Currently, there is a proposed law that seeks to extend the period up to 120 days — the Expanded Maternity Leave Act. But while the bill was approved by the Senate in March 2017, its version in Congress is still awaiting approval. (According to the House of Representatives’ official website, it is marked as “unfinished business” and in a “period of interpellation.”)
We’ve listed down the reasons why parents (not just moms) need an extended maternity leave, but a new study adds another layer to its many benefits: longer maternity leaves may also lead to higher test scores when kids are older.
German researchers examined data collected after Austria extended its paid leave from one year to two years for children born after June 1990. They compared what happened to kids who stayed at home with their mom or dad one year or fewer versus kids who spent two years or fewer with their parents. They did this by looking at test results from the kids' that were taken 15 years later.

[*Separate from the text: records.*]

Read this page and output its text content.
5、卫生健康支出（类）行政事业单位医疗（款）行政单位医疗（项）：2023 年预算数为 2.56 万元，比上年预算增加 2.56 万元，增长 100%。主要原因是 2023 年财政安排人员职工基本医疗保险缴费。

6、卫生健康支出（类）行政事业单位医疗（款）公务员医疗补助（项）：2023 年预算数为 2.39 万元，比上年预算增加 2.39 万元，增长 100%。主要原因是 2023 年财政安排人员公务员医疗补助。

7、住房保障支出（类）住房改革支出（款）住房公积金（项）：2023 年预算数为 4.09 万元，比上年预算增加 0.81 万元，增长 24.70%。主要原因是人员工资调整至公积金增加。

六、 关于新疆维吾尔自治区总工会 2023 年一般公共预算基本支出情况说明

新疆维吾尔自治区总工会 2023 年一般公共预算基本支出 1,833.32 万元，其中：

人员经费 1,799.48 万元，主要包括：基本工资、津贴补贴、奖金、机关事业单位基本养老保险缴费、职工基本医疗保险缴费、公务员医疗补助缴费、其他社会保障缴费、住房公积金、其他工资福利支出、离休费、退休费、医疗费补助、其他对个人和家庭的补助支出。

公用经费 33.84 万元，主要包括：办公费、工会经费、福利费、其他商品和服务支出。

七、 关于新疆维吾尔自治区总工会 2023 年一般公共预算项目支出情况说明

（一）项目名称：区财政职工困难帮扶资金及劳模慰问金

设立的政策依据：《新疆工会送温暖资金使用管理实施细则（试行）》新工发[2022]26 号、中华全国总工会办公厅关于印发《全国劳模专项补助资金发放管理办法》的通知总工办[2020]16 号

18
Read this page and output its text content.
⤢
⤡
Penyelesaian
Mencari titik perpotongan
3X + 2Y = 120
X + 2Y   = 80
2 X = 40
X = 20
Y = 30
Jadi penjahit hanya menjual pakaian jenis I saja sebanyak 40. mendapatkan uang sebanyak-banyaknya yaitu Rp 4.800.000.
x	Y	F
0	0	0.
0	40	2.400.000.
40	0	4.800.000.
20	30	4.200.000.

The study, published in The Economic Journal, showed noteworthy educational benefits for the child, but only after passing a certain requirement: children of highly educated, middle-class parents gained “large and significantly positive effects” in tests as teenagers if their parents stayed with them on a longer paid leave after they were born. Interestingly, the effect was stronger in boys.
On the other hand, for children whose parents had no college education, a longer maternity leave showed lower exam scores, but according to the authors, the effects were not clear. However, they did speculate that it “might be caused by reduced time and material resources,” assuming that these parents had kids who were born only a few years apart.
Apart from the need for longer maternity leaves, this research also suggests a need for education, especially sexual education and family planning.
But as the first study to show concrete results on how maternity leaves affect a child’s cognitive development, researchers were surprised to find that parental education strongly affected the outcome.
“The striking thing when we looked at individual groups was the significant difference that depended on the educational background of the mothers. These are robust results that stood up through all types of tests,” explains Natalia Danzer, deputy director of the Ifo center for labor and demographic economics and one of the study’s authors, in an interview with The Guardian.
Educational attainment aside, an extended maternity leave offers a lot of benefits not only for the child but for the mother as well. Apart from getting to spend more time with their little ones, mothers experience improved physical and mental health because they have more time to adjust to their new role.
As Senator Ralph Recto said, “On the macro level, longer maternity leaves do no harm to the economy. On the micro level, longer maternity leaves make both the baby and the mother healthy and happy.”